Batch Codes through Dense Graphs without Short Cycles

TL;DR

This paper introduces explicit, deterministic multiset batch codes with near-optimal rates and fault tolerance, constructed via dense bipartite graphs with no small cycles, enabling efficient parallel data retrieval.

Contribution

It presents a novel graph-theoretic approach to designing multiset batch codes using dense bipartite graphs without small cycles, improving rate and fault tolerance.

Findings

Achieves asymptotically optimal rate of 1-1/poly(k)
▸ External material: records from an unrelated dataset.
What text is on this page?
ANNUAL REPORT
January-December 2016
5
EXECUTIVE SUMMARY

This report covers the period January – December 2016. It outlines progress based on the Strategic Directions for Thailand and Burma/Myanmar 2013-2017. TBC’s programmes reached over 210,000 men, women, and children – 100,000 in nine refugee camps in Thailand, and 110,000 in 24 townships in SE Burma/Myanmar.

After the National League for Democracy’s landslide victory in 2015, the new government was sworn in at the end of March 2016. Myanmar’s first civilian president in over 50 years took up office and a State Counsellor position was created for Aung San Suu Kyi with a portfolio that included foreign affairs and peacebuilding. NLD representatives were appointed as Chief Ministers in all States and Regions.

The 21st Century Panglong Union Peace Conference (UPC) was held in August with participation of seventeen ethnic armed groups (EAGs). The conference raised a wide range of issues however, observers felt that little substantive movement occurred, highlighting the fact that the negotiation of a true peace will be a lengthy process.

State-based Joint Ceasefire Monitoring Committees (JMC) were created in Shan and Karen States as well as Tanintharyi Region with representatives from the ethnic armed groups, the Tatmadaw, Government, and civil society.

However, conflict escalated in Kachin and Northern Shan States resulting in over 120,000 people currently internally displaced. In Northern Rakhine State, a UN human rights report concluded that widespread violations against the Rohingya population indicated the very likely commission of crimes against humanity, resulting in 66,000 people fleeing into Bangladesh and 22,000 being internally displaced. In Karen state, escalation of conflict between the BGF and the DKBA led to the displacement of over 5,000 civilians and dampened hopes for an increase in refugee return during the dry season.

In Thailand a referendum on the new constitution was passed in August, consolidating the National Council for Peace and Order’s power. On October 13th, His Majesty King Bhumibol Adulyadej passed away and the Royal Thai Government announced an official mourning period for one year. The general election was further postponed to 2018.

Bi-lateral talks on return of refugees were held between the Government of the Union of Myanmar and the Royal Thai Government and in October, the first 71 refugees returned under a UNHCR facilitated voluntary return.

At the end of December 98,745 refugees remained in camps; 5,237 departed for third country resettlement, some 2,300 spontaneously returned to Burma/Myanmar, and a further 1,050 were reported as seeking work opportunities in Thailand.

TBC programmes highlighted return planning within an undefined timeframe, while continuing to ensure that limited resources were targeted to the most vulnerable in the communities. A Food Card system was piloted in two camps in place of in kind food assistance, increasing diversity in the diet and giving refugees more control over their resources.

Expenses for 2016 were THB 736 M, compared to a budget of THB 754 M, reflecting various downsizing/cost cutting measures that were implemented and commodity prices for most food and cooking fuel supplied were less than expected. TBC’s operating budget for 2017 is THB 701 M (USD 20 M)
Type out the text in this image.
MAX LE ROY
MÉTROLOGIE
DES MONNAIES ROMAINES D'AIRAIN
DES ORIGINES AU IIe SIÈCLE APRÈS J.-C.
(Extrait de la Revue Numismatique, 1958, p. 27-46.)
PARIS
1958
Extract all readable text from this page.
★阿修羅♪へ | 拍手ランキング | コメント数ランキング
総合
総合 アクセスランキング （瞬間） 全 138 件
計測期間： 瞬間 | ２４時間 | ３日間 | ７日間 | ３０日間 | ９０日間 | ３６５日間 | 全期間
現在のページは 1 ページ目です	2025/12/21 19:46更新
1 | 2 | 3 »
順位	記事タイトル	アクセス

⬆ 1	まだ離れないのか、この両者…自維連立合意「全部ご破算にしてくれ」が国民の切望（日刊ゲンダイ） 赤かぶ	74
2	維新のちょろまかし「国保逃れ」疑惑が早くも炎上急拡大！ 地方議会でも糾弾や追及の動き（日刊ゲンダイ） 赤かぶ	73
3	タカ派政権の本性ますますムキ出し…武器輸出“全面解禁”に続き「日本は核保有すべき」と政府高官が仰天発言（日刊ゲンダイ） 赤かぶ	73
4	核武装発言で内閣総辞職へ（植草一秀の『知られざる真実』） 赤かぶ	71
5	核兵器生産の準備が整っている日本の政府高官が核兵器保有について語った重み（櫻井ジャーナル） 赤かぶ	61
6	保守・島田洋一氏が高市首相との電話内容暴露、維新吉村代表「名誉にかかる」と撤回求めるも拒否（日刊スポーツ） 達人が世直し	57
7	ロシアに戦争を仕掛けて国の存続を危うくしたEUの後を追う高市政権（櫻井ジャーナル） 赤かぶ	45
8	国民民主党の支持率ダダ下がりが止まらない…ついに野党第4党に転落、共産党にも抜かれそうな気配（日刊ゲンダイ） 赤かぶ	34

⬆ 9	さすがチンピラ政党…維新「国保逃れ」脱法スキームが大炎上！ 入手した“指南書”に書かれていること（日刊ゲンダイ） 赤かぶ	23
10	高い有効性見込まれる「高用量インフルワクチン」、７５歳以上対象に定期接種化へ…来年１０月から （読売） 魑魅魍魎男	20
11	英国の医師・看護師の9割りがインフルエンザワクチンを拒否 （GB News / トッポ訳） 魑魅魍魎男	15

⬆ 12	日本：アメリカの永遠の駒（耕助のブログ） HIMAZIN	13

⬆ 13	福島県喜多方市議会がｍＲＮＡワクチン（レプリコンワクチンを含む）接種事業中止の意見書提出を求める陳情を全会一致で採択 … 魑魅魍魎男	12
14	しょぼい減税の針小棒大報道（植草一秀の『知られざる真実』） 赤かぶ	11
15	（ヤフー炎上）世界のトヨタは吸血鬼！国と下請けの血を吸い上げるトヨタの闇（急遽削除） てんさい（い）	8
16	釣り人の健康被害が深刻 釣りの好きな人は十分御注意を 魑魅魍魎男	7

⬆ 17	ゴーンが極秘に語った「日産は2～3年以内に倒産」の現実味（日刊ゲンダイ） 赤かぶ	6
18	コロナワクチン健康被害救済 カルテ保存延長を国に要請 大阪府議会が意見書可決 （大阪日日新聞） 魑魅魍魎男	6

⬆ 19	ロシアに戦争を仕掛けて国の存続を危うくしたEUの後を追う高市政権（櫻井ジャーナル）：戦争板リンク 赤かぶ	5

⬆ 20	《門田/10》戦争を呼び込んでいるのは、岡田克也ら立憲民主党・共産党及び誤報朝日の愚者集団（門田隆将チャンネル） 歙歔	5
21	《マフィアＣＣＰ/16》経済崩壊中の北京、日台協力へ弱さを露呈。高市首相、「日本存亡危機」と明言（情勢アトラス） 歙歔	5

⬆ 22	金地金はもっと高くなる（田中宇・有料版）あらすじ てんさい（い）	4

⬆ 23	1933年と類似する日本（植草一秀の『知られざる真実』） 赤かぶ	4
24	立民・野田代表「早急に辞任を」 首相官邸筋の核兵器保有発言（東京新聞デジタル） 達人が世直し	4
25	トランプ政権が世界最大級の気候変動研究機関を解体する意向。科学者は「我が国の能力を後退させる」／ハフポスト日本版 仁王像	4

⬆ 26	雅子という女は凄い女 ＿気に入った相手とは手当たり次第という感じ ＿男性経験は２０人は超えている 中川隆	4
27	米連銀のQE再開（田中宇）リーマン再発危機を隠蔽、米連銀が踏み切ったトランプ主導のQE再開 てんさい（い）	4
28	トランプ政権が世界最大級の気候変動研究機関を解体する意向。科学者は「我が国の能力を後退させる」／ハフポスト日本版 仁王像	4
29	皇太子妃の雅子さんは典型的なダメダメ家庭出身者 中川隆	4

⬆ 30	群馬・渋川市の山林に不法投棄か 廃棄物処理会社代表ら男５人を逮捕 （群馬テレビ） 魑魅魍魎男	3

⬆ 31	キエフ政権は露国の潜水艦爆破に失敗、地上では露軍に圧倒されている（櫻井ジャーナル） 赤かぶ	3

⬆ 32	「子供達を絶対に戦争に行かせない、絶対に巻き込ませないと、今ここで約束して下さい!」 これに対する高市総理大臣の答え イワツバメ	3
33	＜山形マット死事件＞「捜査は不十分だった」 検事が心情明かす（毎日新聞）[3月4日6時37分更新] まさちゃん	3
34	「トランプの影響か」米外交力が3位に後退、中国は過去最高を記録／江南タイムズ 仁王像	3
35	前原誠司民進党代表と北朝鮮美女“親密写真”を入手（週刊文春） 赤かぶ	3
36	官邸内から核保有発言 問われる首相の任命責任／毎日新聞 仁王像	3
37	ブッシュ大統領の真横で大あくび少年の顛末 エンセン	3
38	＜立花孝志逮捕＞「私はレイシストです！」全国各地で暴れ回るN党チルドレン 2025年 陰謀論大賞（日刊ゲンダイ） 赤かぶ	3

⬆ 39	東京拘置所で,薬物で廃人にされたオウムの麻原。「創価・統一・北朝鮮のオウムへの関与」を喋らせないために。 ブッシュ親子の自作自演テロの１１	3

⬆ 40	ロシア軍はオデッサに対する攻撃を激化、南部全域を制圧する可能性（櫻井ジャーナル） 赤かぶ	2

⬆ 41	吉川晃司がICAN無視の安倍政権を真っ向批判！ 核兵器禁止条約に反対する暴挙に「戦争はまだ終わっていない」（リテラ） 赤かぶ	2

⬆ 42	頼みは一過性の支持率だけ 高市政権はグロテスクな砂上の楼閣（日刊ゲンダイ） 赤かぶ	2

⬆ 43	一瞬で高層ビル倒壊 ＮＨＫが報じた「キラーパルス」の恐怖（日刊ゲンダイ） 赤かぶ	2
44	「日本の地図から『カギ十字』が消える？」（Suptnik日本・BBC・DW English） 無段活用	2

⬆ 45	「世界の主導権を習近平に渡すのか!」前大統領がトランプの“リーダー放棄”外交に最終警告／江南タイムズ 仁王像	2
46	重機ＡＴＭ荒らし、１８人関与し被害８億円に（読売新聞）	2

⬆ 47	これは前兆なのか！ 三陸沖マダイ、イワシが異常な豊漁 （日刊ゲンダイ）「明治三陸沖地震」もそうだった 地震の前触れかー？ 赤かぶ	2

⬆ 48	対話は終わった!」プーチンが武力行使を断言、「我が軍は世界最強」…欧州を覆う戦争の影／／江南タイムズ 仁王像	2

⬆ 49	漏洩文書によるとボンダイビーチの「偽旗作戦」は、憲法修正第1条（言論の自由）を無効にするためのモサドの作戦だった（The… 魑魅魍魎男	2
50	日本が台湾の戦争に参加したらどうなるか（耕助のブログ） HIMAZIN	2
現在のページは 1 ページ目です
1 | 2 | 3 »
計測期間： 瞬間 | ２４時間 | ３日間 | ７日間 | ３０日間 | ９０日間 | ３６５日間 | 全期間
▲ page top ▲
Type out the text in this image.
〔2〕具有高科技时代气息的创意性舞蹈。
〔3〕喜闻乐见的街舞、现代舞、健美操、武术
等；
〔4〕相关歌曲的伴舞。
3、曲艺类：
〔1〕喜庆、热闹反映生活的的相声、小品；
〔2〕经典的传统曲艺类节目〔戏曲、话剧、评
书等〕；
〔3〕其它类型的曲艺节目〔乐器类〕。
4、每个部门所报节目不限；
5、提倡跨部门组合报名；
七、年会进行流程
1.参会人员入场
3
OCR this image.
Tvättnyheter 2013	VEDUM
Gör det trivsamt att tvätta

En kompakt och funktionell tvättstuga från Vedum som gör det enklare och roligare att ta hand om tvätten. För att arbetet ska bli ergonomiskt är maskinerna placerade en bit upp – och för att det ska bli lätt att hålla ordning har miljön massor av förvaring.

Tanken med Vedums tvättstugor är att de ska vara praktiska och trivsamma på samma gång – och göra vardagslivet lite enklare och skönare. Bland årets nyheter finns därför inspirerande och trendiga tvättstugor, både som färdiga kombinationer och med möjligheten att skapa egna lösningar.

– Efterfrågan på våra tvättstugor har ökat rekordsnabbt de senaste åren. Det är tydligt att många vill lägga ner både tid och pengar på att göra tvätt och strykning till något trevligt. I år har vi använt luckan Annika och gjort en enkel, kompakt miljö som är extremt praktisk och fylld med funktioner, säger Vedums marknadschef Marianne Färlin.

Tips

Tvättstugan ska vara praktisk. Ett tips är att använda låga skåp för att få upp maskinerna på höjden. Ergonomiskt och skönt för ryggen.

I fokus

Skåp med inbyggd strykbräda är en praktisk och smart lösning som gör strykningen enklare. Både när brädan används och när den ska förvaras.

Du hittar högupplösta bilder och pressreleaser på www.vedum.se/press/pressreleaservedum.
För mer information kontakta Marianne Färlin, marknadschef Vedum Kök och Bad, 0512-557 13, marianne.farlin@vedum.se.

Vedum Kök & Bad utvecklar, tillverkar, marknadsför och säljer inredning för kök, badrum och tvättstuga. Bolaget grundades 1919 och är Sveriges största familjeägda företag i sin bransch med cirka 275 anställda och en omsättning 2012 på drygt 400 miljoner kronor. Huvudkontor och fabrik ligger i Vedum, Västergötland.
Constructs codes with polynomially scaling number of servers

Provides explicit decoding algorithms with high fault tolerance

Abstract

Consider a large database of $n$ data items that need to be stored using $m$ servers. We study how to encode information so that a large number $k$ of read requests can be performed in parallel while the rate remains constant (and ideally approaches one). This problem is equivalent to the design of multiset Batch Codes introduced by Ishai, Kushilevitz, Ostrovsky and Sahai [17]. We give families of multiset batch codes with asymptotically optimal rates of the form $1-1/\text{poly}(k)$ and a number of servers $m$ scaling polynomially in the number of read requests $k$. An advantage of our batch code constructions over most previously known multiset batch codes is explicit and deterministic decoding algorithms and asymptotically optimal fault tolerance. Our main technical innovation is a graph-theoretic method of designing multiset batch codes using dense bipartite graphs with no small cycles. We modify prior graph constructions of dense, high-girth graphs to obtain our batch code results. We achieve close to optimal tradeoffs between the parameters for bipartite graph based batch codes.